Static Site Generation

Static site generation (SSG) lets you pre-generate all static pages of your application at build time. Once you have the static HTML pages, you can deploy them to any static hosting provider like GitHub Pages.

SSG is extremely powerful since it lets you cache the rendering of your pages before deploying to production. This cuts down on bandwidth costs, lets you cache content on a CDN, and allows for deploying without a server. Many deploy providers let you deploy SSG sites for free!

How Dioxus SSG works

Dioxus SSG works by running your app locally, querying the app for a sitemap, and then indexing your site using curl requests manually. If your site is configured to use SSG, then it will cache HTML for each page on the filesystem.

This approach to SSG is quite different than a traditional static-site-generator like Hugo, Jekyll, or Zola. Dioxus SSG is designed to let you write your entire site in Rust, load data however you want, and then deploy a hybrid SSG app that loads SPA content.

You might not need SSG

Even if your app has a significant amount of static content, you might not actually need SSG. You should use SSG in a few cases:

  • You have lots of static content that benefits from pre-rendering before deploy
  • You don't need a backend for your site

Sites like docs and portfolios benefit from SSG while apps like photo editors will not. In many cases, you can simply set Cache-Control headers while rendering pages and let your CDN or reverse-proxy handle caching for you!

Setting up the ServeConfig

SSG builds on top of the incremental rendering feature of Dioxus fullstack. We need to set up the ServeConfig to enable incremental rendering. The incremental config needs to render to the public directory where Dioxus places all other public files like the wasm binary and static assets. The public directory in the web folder will always be placed alongside the server binary.

src/static_site_generation.rs
fn main() {
    dioxus::LaunchBuilder::new()
        // Set the server config only if we are building the server target
        .with_cfg(server_only! {
            ServeConfig::builder()
                // Enable incremental rendering
                .incremental(
                    dioxus::server::IncrementalRendererConfig::new()
                        // Store static files in the public directory where other static assets like wasm are stored
                        .static_dir(
                            std::env::current_exe()
                                .unwrap()
                                .parent()
                                .unwrap()
                                .join("public")
                        )
                        // Don't clear the public folder on every build. The public folder has other files including the wasm
                        // binary and static assets required for the app to run
                        .clear_cache(false)
                )
                .enable_out_of_order_streaming()
        })
        .launch(app);
}

Configuring static routes

Once you have incremental rendering enabled, you need to tell the CLI about the static routes in your app. The CLI looks for a server function at the endpoint "static_routes" that returns a list of all static urls. It will call this server function at build time and pre-render all of the routes in the list.

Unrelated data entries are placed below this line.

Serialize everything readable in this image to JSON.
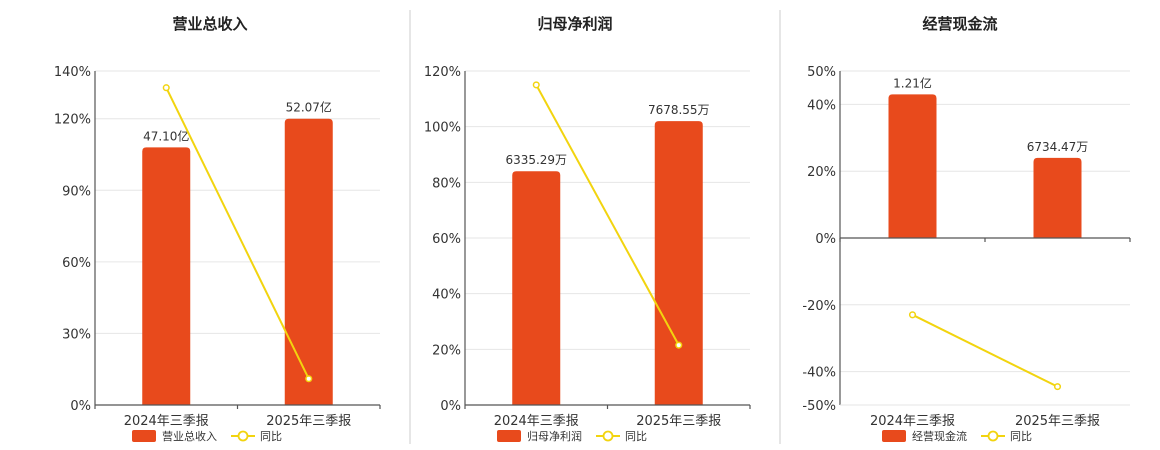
{
  "colors": {
    "bar": "#E84A1C",
    "line": "#F2D40F",
    "marker_fill": "#ffffff"
  },
  "legend": {
    "line_name": "同比"
  },
  "chart_data": [
    {
      "type": "bar",
      "title": "营业总收入",
      "categories": [
        "2024年三季报",
        "2025年三季报"
      ],
      "ylim": [
        0,
        140
      ],
      "yticks": [
        "0%",
        "30%",
        "60%",
        "90%",
        "120%",
        "140%"
      ],
      "ytick_values": [
        0,
        30,
        60,
        90,
        120,
        140
      ],
      "series": [
        {
          "name": "营业总收入",
          "kind": "bar",
          "values": [
            108,
            120
          ],
          "labels": [
            "47.10亿",
            "52.07亿"
          ]
        },
        {
          "name": "同比",
          "kind": "line",
          "values": [
            133,
            11
          ]
        }
      ],
      "grid": true,
      "legend_position": "bottom"
    },
    {
      "type": "bar",
      "title": "归母净利润",
      "categories": [
        "2024年三季报",
        "2025年三季报"
      ],
      "ylim": [
        0,
        120
      ],
      "yticks": [
        "0%",
        "20%",
        "40%",
        "60%",
        "80%",
        "100%",
        "120%"
      ],
      "ytick_values": [
        0,
        20,
        40,
        60,
        80,
        100,
        120
      ],
      "series": [
        {
          "name": "归母净利润",
          "kind": "bar",
          "values": [
            84,
            102
          ],
          "labels": [
            "6335.29万",
            "7678.55万"
          ]
        },
        {
          "name": "同比",
          "kind": "line",
          "values": [
            115,
            21.5
          ]
        }
      ],
      "grid": true,
      "legend_position": "bottom"
    },
    {
      "type": "bar",
      "title": "经营现金流",
      "categories": [
        "2024年三季报",
        "2025年三季报"
      ],
      "ylim": [
        -50,
        50
      ],
      "yticks": [
        "-50%",
        "-40%",
        "-20%",
        "0%",
        "20%",
        "40%",
        "50%"
      ],
      "ytick_values": [
        -50,
        -40,
        -20,
        0,
        20,
        40,
        50
      ],
      "series": [
        {
          "name": "经营现金流",
          "kind": "bar",
          "values": [
            43,
            24
          ],
          "labels": [
            "1.21亿",
            "6734.47万"
          ]
        },
        {
          "name": "同比",
          "kind": "line",
          "values": [
            -23,
            -44.5
          ]
        }
      ],
      "grid": true,
      "legend_position": "bottom"
    }
  ]
}
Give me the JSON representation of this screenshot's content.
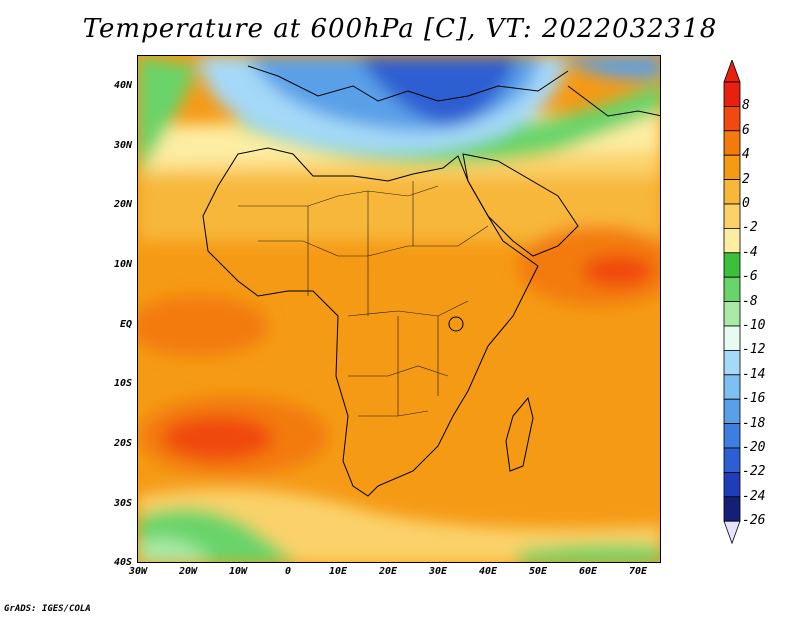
{
  "title": "Temperature at 600hPa [C], VT: 2022032318",
  "footer": "GrADS: IGES/COLA",
  "map": {
    "lon_range": [
      -30,
      75
    ],
    "lat_range": [
      -40,
      45
    ],
    "lat_ticks": [
      "40N",
      "30N",
      "20N",
      "10N",
      "EQ",
      "10S",
      "20S",
      "30S",
      "40S"
    ],
    "lon_ticks": [
      "30W",
      "20W",
      "10W",
      "0",
      "10E",
      "20E",
      "30E",
      "40E",
      "50E",
      "60E",
      "70E"
    ]
  },
  "colorbar": {
    "labels": [
      "8",
      "6",
      "4",
      "2",
      "0",
      "-2",
      "-4",
      "-6",
      "-8",
      "-10",
      "-12",
      "-14",
      "-16",
      "-18",
      "-20",
      "-22",
      "-24",
      "-26"
    ],
    "colors": [
      "#e82010",
      "#f04a10",
      "#f37a0d",
      "#f59a15",
      "#f7b73a",
      "#fbd26a",
      "#fdeda3",
      "#3cbf3c",
      "#69d46b",
      "#a8eaa6",
      "#e8fbf3",
      "#a5d9f8",
      "#7ec0f0",
      "#5aa0e8",
      "#3d7fe0",
      "#2d5fd2",
      "#1f3db8",
      "#142078"
    ]
  }
}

src/static_site_generation.rs
#[derive(Routable, Clone, PartialEq)]
pub enum Route {
    // Any routes with no dynamic segments in your router will be included in the static routes list
    #[route("/")]
    Index {},

    #[route("/other")]
    Other {},
}

// The server function at the endpoint "static_routes" will be called by the CLI to generate the list of static
// routes. You must explicitly set the endpoint to `"static_routes"` in the server function attribute instead of
// the default randomly generated endpoint.
#[server(endpoint = "static_routes", output = server_fn::codec::Json)]
async fn static_routes() -> Result<Vec<String>, ServerFnError> {
    // The `Routable` trait has a `static_routes` method that returns all static routes in the enum
    Ok(Route::static_routes()
        .iter()
        .map(ToString::to_string)
        .collect())
}

Publishing static sites

Finally, you can bundle your site with dx bundle --web --ssg. Once the CLI finishes bundling, you should see a public folder in the dx folder of your project:

Dioxus SSG

The folder contains all of the static assets that you need to serve your site. You can copy the public folder into any static hosting provider like GitHub Pages.